Three little girls skipped across her way. Their hatred of Julie ran hot behind cupped-hand whispering. They were Barbra, Stacey and Jennifer, and the first two were ordinary, but Jennifer had aquamarine eyes and the inky mane of a panther, and her name sounded royal and wild.
Julie wrote poems to Jennifer in her copybooks with sketches darkening all the margins. The school desks, at that time, opened from the top.
Julie had to wait outside the door until the Head Mistress had finished with Mathilda, who emerged dabbing her nose, her green eyes gray and glassy.
Julie’s desk had opened to the teacher, who had spoken to the Head Mistress, who had called in Mathilda, who had left Julie in a brine of self-loathing while the hard keys of a secretary’s typewriter beat like a drum roll.
The “how could yous” fall like axes in the hands of Shame, the hangman, who gloats joyfully at any execution. Guilt, the old crone, never far off, sits in a corner rubbing her hands. They, at least, are immortal.

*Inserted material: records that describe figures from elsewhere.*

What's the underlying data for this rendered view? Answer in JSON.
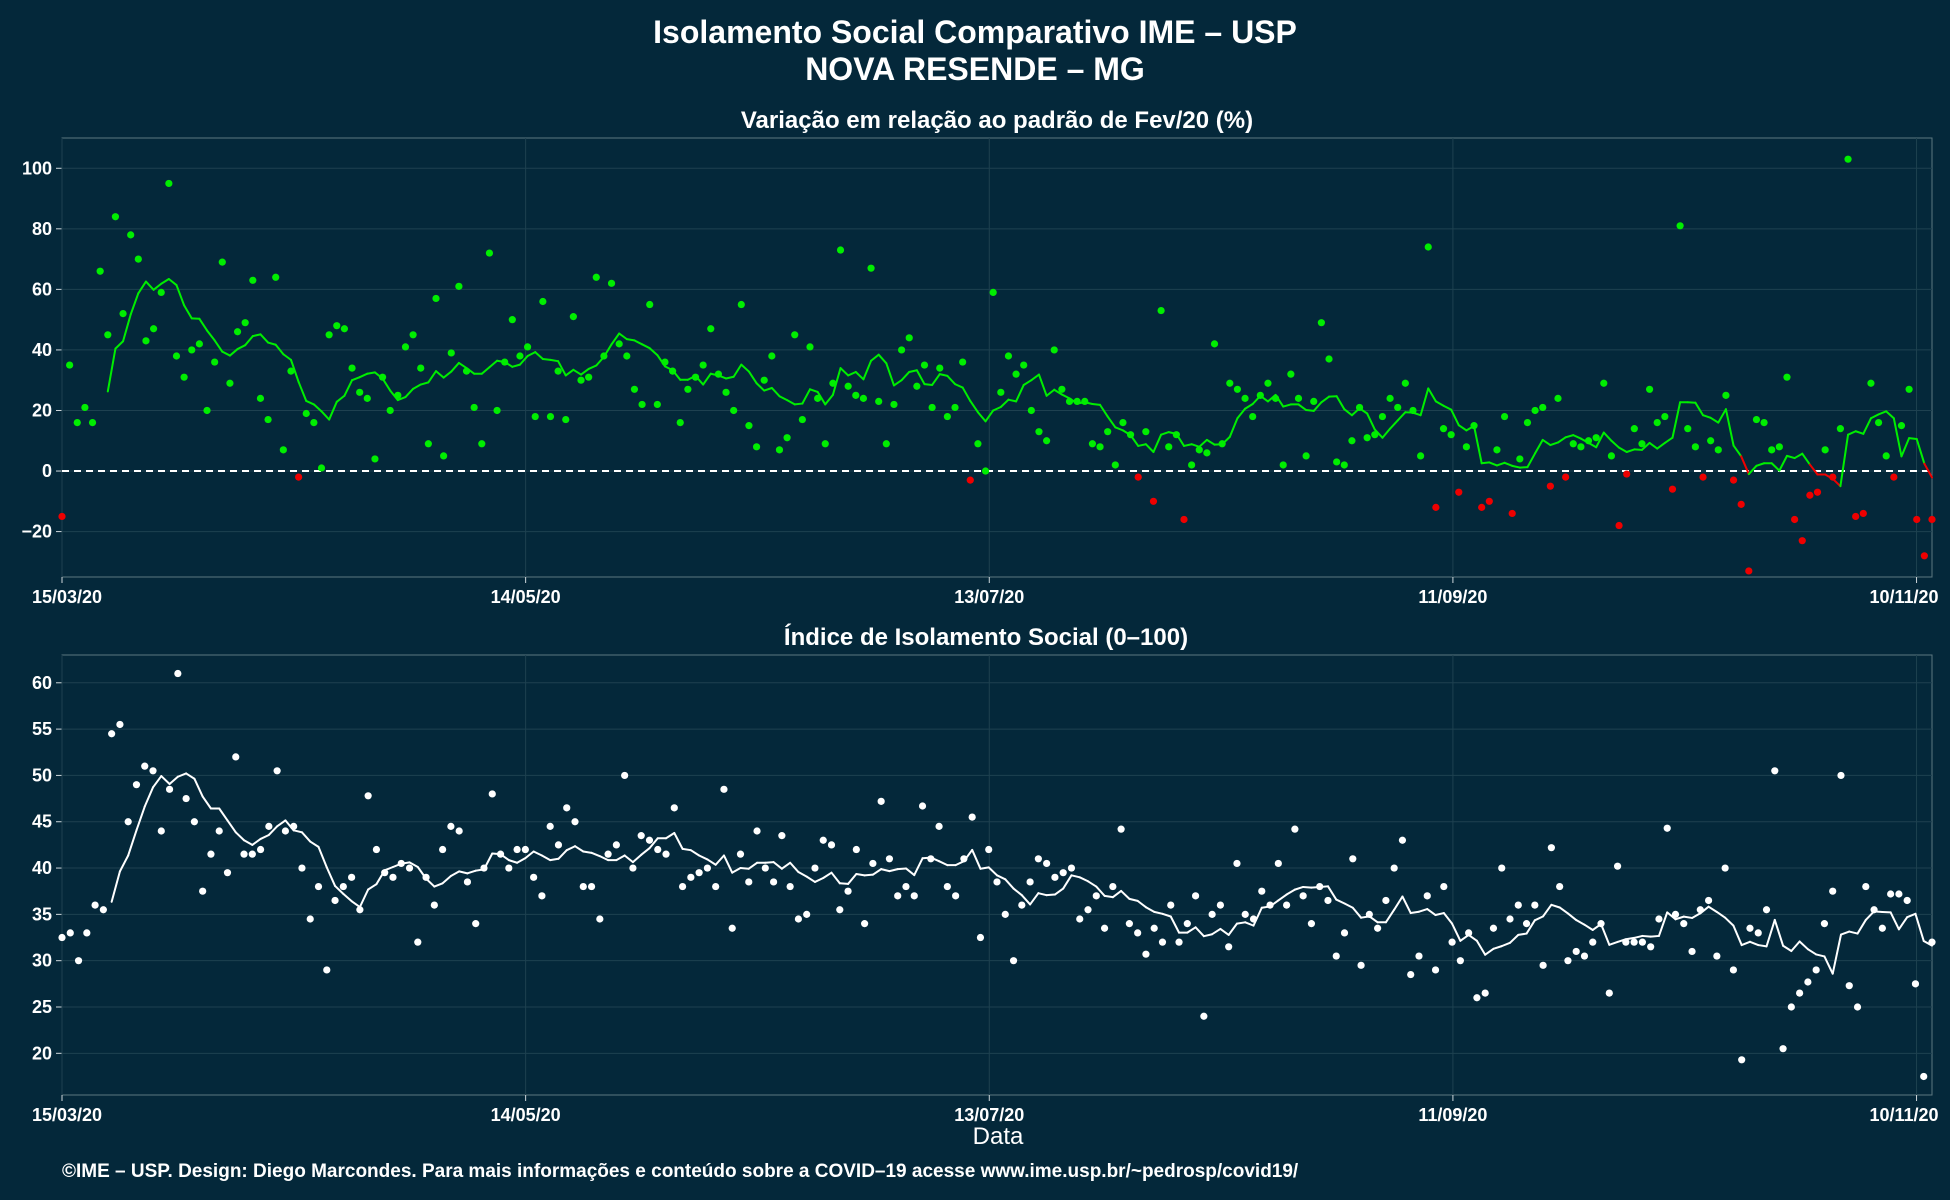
{
  "figure": {
    "title_line1": "Isolamento Social Comparativo IME – USP",
    "title_line2": "NOVA RESENDE – MG",
    "xlabel": "Data",
    "footer": "©IME – USP. Design: Diego Marcondes. Para mais informações e conteúdo sobre a COVID–19 acesse www.ime.usp.br/~pedrosp/covid19/",
    "colors": {
      "background": "#04283a",
      "positive": "#00ee00",
      "negative": "#ee0000",
      "index": "#ffffff",
      "grid": "#1e4150",
      "zero_line": "#ffffff"
    }
  },
  "chart_data": [
    {
      "type": "scatter",
      "title": "Variação em relação ao padrão de Fev/20 (%)",
      "x_start": "15/03/20",
      "x_end": "12/11/20",
      "x_tick_labels": [
        "15/03/20",
        "14/05/20",
        "13/07/20",
        "11/09/20",
        "10/11/20"
      ],
      "y_ticks": [
        -20,
        0,
        20,
        40,
        60,
        80,
        100
      ],
      "ylim": [
        -35,
        110
      ],
      "reference_line": 0,
      "point_color_rule": "green if value >= 0, red if value < 0",
      "line": "7-day moving average",
      "values": [
        -15,
        35,
        16,
        21,
        16,
        66,
        45,
        84,
        52,
        78,
        70,
        43,
        47,
        59,
        95,
        38,
        31,
        40,
        42,
        20,
        36,
        69,
        29,
        46,
        49,
        63,
        24,
        17,
        64,
        7,
        33,
        -2,
        19,
        16,
        1,
        45,
        48,
        47,
        34,
        26,
        24,
        4,
        31,
        20,
        25,
        41,
        45,
        34,
        9,
        57,
        5,
        39,
        61,
        33,
        21,
        9,
        72,
        20,
        36,
        50,
        38,
        41,
        18,
        56,
        18,
        33,
        17,
        51,
        30,
        31,
        64,
        38,
        62,
        42,
        38,
        27,
        22,
        55,
        22,
        36,
        33,
        16,
        27,
        31,
        35,
        47,
        32,
        26,
        20,
        55,
        15,
        8,
        30,
        38,
        7,
        11,
        45,
        17,
        41,
        24,
        9,
        29,
        73,
        28,
        25,
        24,
        67,
        23,
        9,
        22,
        40,
        44,
        28,
        35,
        21,
        34,
        18,
        21,
        36,
        -3,
        9,
        0,
        59,
        26,
        38,
        32,
        35,
        20,
        13,
        10,
        40,
        27,
        23,
        23,
        23,
        9,
        8,
        13,
        2,
        16,
        12,
        -2,
        13,
        -10,
        53,
        8,
        12,
        -16,
        2,
        7,
        6,
        42,
        9,
        29,
        27,
        24,
        18,
        25,
        29,
        24,
        2,
        32,
        24,
        5,
        23,
        49,
        37,
        3,
        2,
        10,
        21,
        11,
        12,
        18,
        24,
        21,
        29,
        20,
        5,
        74,
        -12,
        14,
        12,
        -7,
        8,
        15,
        -12,
        -10,
        7,
        18,
        -14,
        4,
        16,
        20,
        21,
        -5,
        24,
        -2,
        9,
        8,
        10,
        11,
        29,
        5,
        -18,
        -1,
        14,
        9,
        27,
        16,
        18,
        -6,
        81,
        14,
        8,
        -2,
        10,
        7,
        25,
        -3,
        -11,
        -33,
        17,
        16,
        7,
        8,
        31,
        -16,
        -23,
        -8,
        -7,
        7,
        -2,
        14,
        103,
        -15,
        -14,
        29,
        16,
        5,
        -2,
        15,
        27,
        -16,
        -28,
        -16
      ]
    },
    {
      "type": "scatter",
      "title": "Índice de Isolamento Social (0–100)",
      "x_start": "15/03/20",
      "x_end": "12/11/20",
      "x_tick_labels": [
        "15/03/20",
        "14/05/20",
        "13/07/20",
        "11/09/20",
        "10/11/20"
      ],
      "y_ticks": [
        20,
        25,
        30,
        35,
        40,
        45,
        50,
        55,
        60
      ],
      "ylim": [
        15.5,
        63
      ],
      "line": "7-day moving average",
      "values": [
        32.5,
        33,
        30,
        33,
        36,
        35.5,
        54.5,
        55.5,
        45,
        49,
        51,
        50.5,
        44,
        48.5,
        61,
        47.5,
        45,
        37.5,
        41.5,
        44,
        39.5,
        52,
        41.5,
        41.5,
        42,
        44.5,
        50.5,
        44,
        44.5,
        40,
        34.5,
        38,
        29,
        36.5,
        38,
        39,
        35.5,
        47.8,
        42,
        39.5,
        39,
        40.5,
        40,
        32,
        39,
        36,
        42,
        44.5,
        44,
        38.5,
        34,
        40,
        48,
        41.5,
        40,
        42,
        42,
        39,
        37,
        44.5,
        42.5,
        46.5,
        45,
        38,
        38,
        34.5,
        41.5,
        42.5,
        50,
        40,
        43.5,
        43,
        42,
        41.5,
        46.5,
        38,
        39,
        39.5,
        40,
        38,
        48.5,
        33.5,
        41.5,
        38.5,
        44,
        40,
        38.5,
        43.5,
        38,
        34.5,
        35,
        40,
        43,
        42.5,
        35.5,
        37.5,
        42,
        34,
        40.5,
        47.2,
        41,
        37,
        38,
        37,
        46.7,
        41,
        44.5,
        38,
        37,
        41,
        45.5,
        32.5,
        42,
        38.5,
        35,
        30,
        36,
        38.5,
        41,
        40.5,
        39,
        39.5,
        40,
        34.5,
        35.5,
        37,
        33.5,
        38,
        44.2,
        34,
        33,
        30.7,
        33.5,
        32,
        36,
        32,
        34,
        37,
        24,
        35,
        36,
        31.5,
        40.5,
        35,
        34.5,
        37.5,
        36,
        40.5,
        36,
        44.2,
        37,
        34,
        38,
        36.5,
        30.5,
        33,
        41,
        29.5,
        35,
        33.5,
        36.5,
        40,
        43,
        28.5,
        30.5,
        37,
        29,
        38,
        32,
        30,
        33,
        26,
        26.5,
        33.5,
        40,
        34.5,
        36,
        34,
        36,
        29.5,
        42.2,
        38,
        30,
        31,
        30.5,
        32,
        34,
        26.5,
        40.2,
        32,
        32,
        32,
        31.5,
        34.5,
        44.3,
        35,
        34,
        31,
        35.5,
        36.5,
        30.5,
        40,
        29,
        19.3,
        33.5,
        33,
        35.5,
        50.5,
        20.5,
        25,
        26.5,
        27.7,
        29,
        34,
        37.5,
        50,
        27.3,
        25,
        38,
        35.5,
        33.5,
        37.2,
        37.2,
        36.5,
        27.5,
        17.5,
        32
      ]
    }
  ]
}
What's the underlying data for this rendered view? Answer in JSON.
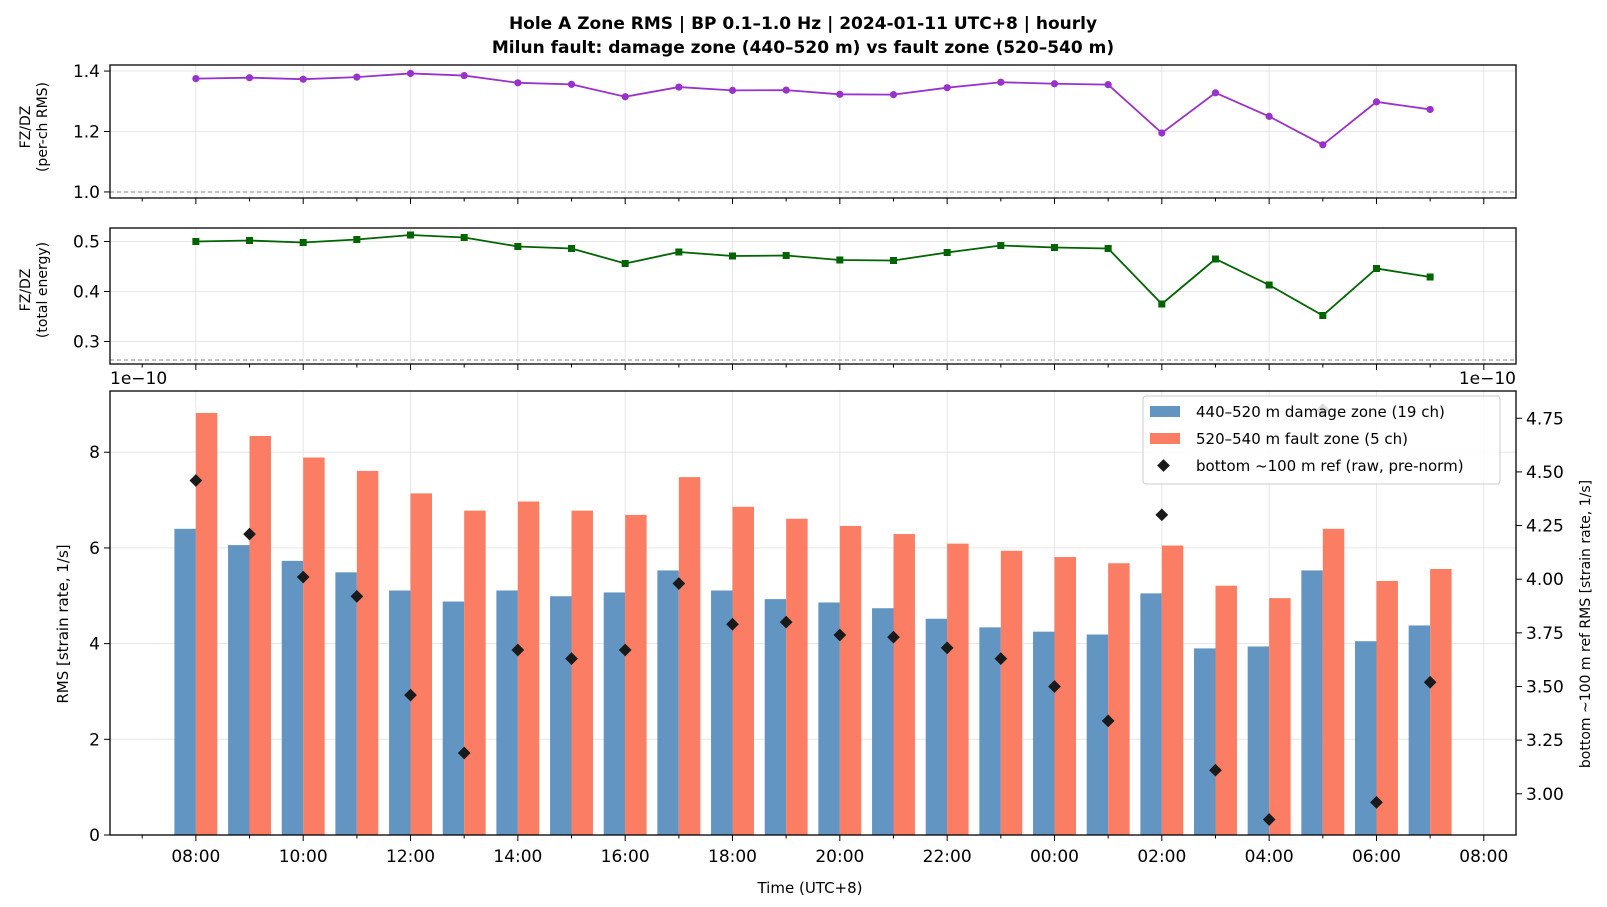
{
  "title": {
    "line1": "Hole A Zone RMS  |  BP 0.1–1.0 Hz  |  2024-01-11 UTC+8  |  hourly",
    "line2": "Milun fault: damage zone (440–520 m) vs fault zone (520–540 m)"
  },
  "colors": {
    "ratio_rms": "#9932cc",
    "ratio_energy": "#006400",
    "damage_zone": "#6395c3",
    "fault_zone": "#fa7d64",
    "reference": "#1a1a1a",
    "grid": "#e6e6e6"
  },
  "chart_data": [
    {
      "type": "line",
      "ylabel_line1": "FZ/DZ",
      "ylabel_line2": "(per-ch RMS)",
      "ylim": [
        0.98,
        1.42
      ],
      "yticks": [
        "1.0",
        "1.2",
        "1.4"
      ],
      "ytick_values": [
        1.0,
        1.2,
        1.4
      ],
      "reference_line": 1.0,
      "x_hours": [
        0,
        1,
        2,
        3,
        4,
        5,
        6,
        7,
        8,
        9,
        10,
        11,
        12,
        13,
        14,
        15,
        16,
        17,
        18,
        19,
        20,
        21,
        22,
        23
      ],
      "values": [
        1.375,
        1.378,
        1.373,
        1.38,
        1.392,
        1.385,
        1.361,
        1.356,
        1.315,
        1.347,
        1.336,
        1.337,
        1.323,
        1.322,
        1.345,
        1.363,
        1.358,
        1.355,
        1.195,
        1.328,
        1.25,
        1.156,
        1.298,
        1.273
      ]
    },
    {
      "type": "line",
      "ylabel_line1": "FZ/DZ",
      "ylabel_line2": "(total energy)",
      "ylim": [
        0.255,
        0.527
      ],
      "yticks": [
        "0.3",
        "0.4",
        "0.5"
      ],
      "ytick_values": [
        0.3,
        0.4,
        0.5
      ],
      "reference_line": 0.263,
      "x_hours": [
        0,
        1,
        2,
        3,
        4,
        5,
        6,
        7,
        8,
        9,
        10,
        11,
        12,
        13,
        14,
        15,
        16,
        17,
        18,
        19,
        20,
        21,
        22,
        23
      ],
      "values": [
        0.5,
        0.502,
        0.498,
        0.504,
        0.513,
        0.508,
        0.49,
        0.486,
        0.456,
        0.479,
        0.471,
        0.472,
        0.463,
        0.462,
        0.478,
        0.492,
        0.488,
        0.486,
        0.375,
        0.465,
        0.413,
        0.352,
        0.446,
        0.429
      ]
    },
    {
      "type": "bar",
      "ylabel": "RMS  [strain rate, 1/s]",
      "ylabel_right": "bottom ~100 m ref RMS  [strain rate, 1/s]",
      "xlabel": "Time (UTC+8)",
      "offset_left": "1e−10",
      "offset_right": "1e−10",
      "ylim": [
        0,
        9.28
      ],
      "yticks": [
        "0",
        "2",
        "4",
        "6",
        "8"
      ],
      "ytick_values": [
        0,
        2,
        4,
        6,
        8
      ],
      "ylim_right": [
        2.808,
        4.877
      ],
      "yticks_right": [
        "3.00",
        "3.25",
        "3.50",
        "3.75",
        "4.00",
        "4.25",
        "4.50",
        "4.75"
      ],
      "ytick_values_right": [
        3.0,
        3.25,
        3.5,
        3.75,
        4.0,
        4.25,
        4.5,
        4.75
      ],
      "xlim_hours": [
        -1.6,
        24.6
      ],
      "xticks": [
        "08:00",
        "10:00",
        "12:00",
        "14:00",
        "16:00",
        "18:00",
        "20:00",
        "22:00",
        "00:00",
        "02:00",
        "04:00",
        "06:00",
        "08:00"
      ],
      "xtick_hours": [
        0,
        2,
        4,
        6,
        8,
        10,
        12,
        14,
        16,
        18,
        20,
        22,
        24
      ],
      "x_hours": [
        0,
        1,
        2,
        3,
        4,
        5,
        6,
        7,
        8,
        9,
        10,
        11,
        12,
        13,
        14,
        15,
        16,
        17,
        18,
        19,
        20,
        21,
        22,
        23
      ],
      "series": [
        {
          "name": "440–520 m  damage zone (19 ch)",
          "values": [
            6.4,
            6.06,
            5.73,
            5.49,
            5.11,
            4.88,
            5.11,
            4.99,
            5.07,
            5.53,
            5.11,
            4.93,
            4.86,
            4.74,
            4.52,
            4.34,
            4.25,
            4.19,
            5.05,
            3.9,
            3.94,
            5.53,
            4.05,
            4.38
          ]
        },
        {
          "name": "520–540 m  fault zone (5 ch)",
          "values": [
            8.82,
            8.34,
            7.89,
            7.61,
            7.14,
            6.78,
            6.97,
            6.78,
            6.69,
            7.48,
            6.86,
            6.61,
            6.46,
            6.29,
            6.09,
            5.94,
            5.81,
            5.68,
            6.05,
            5.21,
            4.95,
            6.4,
            5.31,
            5.56
          ]
        },
        {
          "name": "bottom ~100 m ref (raw, pre-norm)",
          "axis": "right",
          "values": [
            4.46,
            4.21,
            4.01,
            3.92,
            3.46,
            3.19,
            3.67,
            3.63,
            3.67,
            3.98,
            3.79,
            3.8,
            3.74,
            3.73,
            3.68,
            3.63,
            3.5,
            3.34,
            4.3,
            3.11,
            2.88,
            4.79,
            2.96,
            3.52
          ]
        }
      ],
      "legend": "top-right"
    }
  ]
}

“Never mind the past. Move on,” said the condor. “Go to the end of yourself. There is...”
“Your salvation, but we wonder if you want it,” the lizard said with a provocative chuckle.
The condor flitted like a humming-bird above Julie’s shoulder. “Walk on. Childhood is a disease that can be arrested, never annihilated. Think of a mountain that blesses the climber who reaches the top. Walk on. Remember, wherever your feet take you.”
“Where are you leading me?”
“Who is leading you?” the lizard asked.
“Who is leading you?” the condor asked.
“Where am I going?”
“We dissolve all suffering at the bottom of the chalice, but we wonder if you want to drink the wine,” the condor and the lizard said together.
“Which wine? Where?” Julie asked. The light-licked mists had tumbled over the River. A strange hush had seized the street. She started to turn on the asphalt patch with the sky spinning her like a top, no longer the master of her movements nor wanting to be.
Her lashing arms formed the blade of a sickle, cropping through all the accumulations to the wonder of her mere being, and she soared, as the condor would soar, above the line that dreary Fate had traced and which she no longer chose to follow, if indeed she had ever chosen. She was a sail that the impetuous wind pushed to a port, she cared not which; she desired the unexpected.
After a time she stopped her turning. The condor and the lizard had left her, she had no need of them now. She knew where the sheep grazed and why the wolves gazed at them with brotherly indulgence; and she knew where the chalice lay and tasted the wine that filled it to its brim and overflowed onto the mists that were bleeding like sunsets and blushing like dawns.